A uniformed man climbed out of the vehicle while the driver, the boss, got down and looked the woman over. Most people knew him in those parts. He was Padraic 'Donko' O'Banion and driving this vehicle was his day job. At nights he worked in a brothel on the Levee.
'She's twenty or so,' said Donko, adding, 'and she's been beat real bad.'
'Been for a swim,' said the other laconically.
'Client tried to kill her more likely,' said Donko.
He backed the wagon expertly round and then headed up to 31st and Throop Street for the run downtown. Folk looked away and got on with their business, but the boy who found the woman who had been a body stood there staring at the wagon and at the scratched and faded lettering on it.
He couldn't read but he knew what it said: Cook County Insane Asylum.

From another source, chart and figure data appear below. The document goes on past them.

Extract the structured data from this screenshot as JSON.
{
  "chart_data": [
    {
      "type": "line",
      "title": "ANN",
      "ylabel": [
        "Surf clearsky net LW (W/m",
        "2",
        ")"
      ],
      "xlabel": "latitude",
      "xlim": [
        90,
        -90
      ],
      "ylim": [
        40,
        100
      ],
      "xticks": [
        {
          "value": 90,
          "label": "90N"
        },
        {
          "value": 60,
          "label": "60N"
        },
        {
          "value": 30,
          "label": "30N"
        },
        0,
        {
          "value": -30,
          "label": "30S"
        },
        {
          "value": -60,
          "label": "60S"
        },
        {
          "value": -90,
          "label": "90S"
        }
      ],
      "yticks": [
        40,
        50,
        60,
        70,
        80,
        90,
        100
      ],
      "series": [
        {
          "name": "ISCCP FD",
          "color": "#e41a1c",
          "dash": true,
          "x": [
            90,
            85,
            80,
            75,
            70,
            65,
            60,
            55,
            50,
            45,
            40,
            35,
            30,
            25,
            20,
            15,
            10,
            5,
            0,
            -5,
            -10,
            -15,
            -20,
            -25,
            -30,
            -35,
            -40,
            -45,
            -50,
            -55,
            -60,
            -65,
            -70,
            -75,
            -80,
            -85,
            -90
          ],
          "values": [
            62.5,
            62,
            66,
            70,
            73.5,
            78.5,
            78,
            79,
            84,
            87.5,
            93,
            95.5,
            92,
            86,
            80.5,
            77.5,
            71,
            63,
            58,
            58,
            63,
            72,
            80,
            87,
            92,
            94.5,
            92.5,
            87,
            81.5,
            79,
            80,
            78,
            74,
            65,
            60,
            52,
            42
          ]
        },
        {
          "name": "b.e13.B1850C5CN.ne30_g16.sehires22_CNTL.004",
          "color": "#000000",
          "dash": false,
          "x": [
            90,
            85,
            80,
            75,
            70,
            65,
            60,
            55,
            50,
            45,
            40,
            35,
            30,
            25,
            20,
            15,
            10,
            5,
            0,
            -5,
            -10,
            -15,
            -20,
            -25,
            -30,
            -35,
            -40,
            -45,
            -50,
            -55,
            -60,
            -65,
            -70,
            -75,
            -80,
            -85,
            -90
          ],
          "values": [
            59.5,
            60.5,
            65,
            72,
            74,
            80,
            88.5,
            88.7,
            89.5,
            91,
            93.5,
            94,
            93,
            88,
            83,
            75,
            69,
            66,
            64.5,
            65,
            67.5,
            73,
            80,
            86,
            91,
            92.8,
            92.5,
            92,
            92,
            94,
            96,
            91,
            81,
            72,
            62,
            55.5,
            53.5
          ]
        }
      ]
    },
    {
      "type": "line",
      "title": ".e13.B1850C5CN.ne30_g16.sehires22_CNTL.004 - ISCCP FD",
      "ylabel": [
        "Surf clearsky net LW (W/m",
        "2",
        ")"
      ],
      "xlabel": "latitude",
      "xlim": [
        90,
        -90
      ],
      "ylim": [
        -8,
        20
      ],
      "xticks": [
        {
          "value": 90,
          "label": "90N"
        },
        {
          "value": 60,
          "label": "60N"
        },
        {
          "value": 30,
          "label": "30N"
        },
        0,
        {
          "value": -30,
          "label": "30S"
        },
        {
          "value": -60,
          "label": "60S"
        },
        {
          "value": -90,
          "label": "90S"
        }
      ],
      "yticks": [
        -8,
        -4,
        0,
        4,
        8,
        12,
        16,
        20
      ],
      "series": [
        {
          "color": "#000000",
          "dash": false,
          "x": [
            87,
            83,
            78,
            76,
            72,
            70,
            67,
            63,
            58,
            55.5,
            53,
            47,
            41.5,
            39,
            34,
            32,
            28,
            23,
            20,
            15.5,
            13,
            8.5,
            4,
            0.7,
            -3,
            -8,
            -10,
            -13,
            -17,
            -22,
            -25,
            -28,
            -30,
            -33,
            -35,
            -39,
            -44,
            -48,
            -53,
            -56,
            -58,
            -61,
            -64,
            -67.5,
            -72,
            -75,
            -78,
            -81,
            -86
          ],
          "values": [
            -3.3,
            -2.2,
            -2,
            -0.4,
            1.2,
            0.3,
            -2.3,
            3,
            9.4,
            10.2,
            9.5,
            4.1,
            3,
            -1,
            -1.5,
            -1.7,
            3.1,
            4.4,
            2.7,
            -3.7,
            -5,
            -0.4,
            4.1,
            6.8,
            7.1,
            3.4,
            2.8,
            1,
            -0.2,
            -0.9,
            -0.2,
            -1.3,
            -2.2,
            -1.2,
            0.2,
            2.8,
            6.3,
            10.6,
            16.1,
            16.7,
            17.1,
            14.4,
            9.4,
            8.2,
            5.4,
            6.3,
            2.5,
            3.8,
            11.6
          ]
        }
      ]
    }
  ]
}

'Is that where they are taking her?' said the man who had first seen the woman earlier that morning, now returning the way he had come. He was new round here. He had the shaggy beard, the clothes and the accent of an immigrant from Eastern Europe. Now his eyes carried the despair of someone who had failed to get the day's work he so desperately needed.
'Not straight away,' said Donko.' First they have to take her to the Detention Hospital and then, if it's a suicide attempt - and more'n likely it is - to the Insane Court,' said one of the women.
'Yeah, and then she'll go to Dunning,' added the boy, spitting tobacco juice right on the sidewalk where she had been laid, 'so she ain't never coming back.'
They stood in silence staring after the black wagon for a minute or so. Everyone round here knew what being sent to the Insane Asylum out at Dunning meant. Then the man went one way and the boy another. Where the anonymous woman had washed up at the edge of the Creek nothing remained but a stain of red blood turning brown in the mud.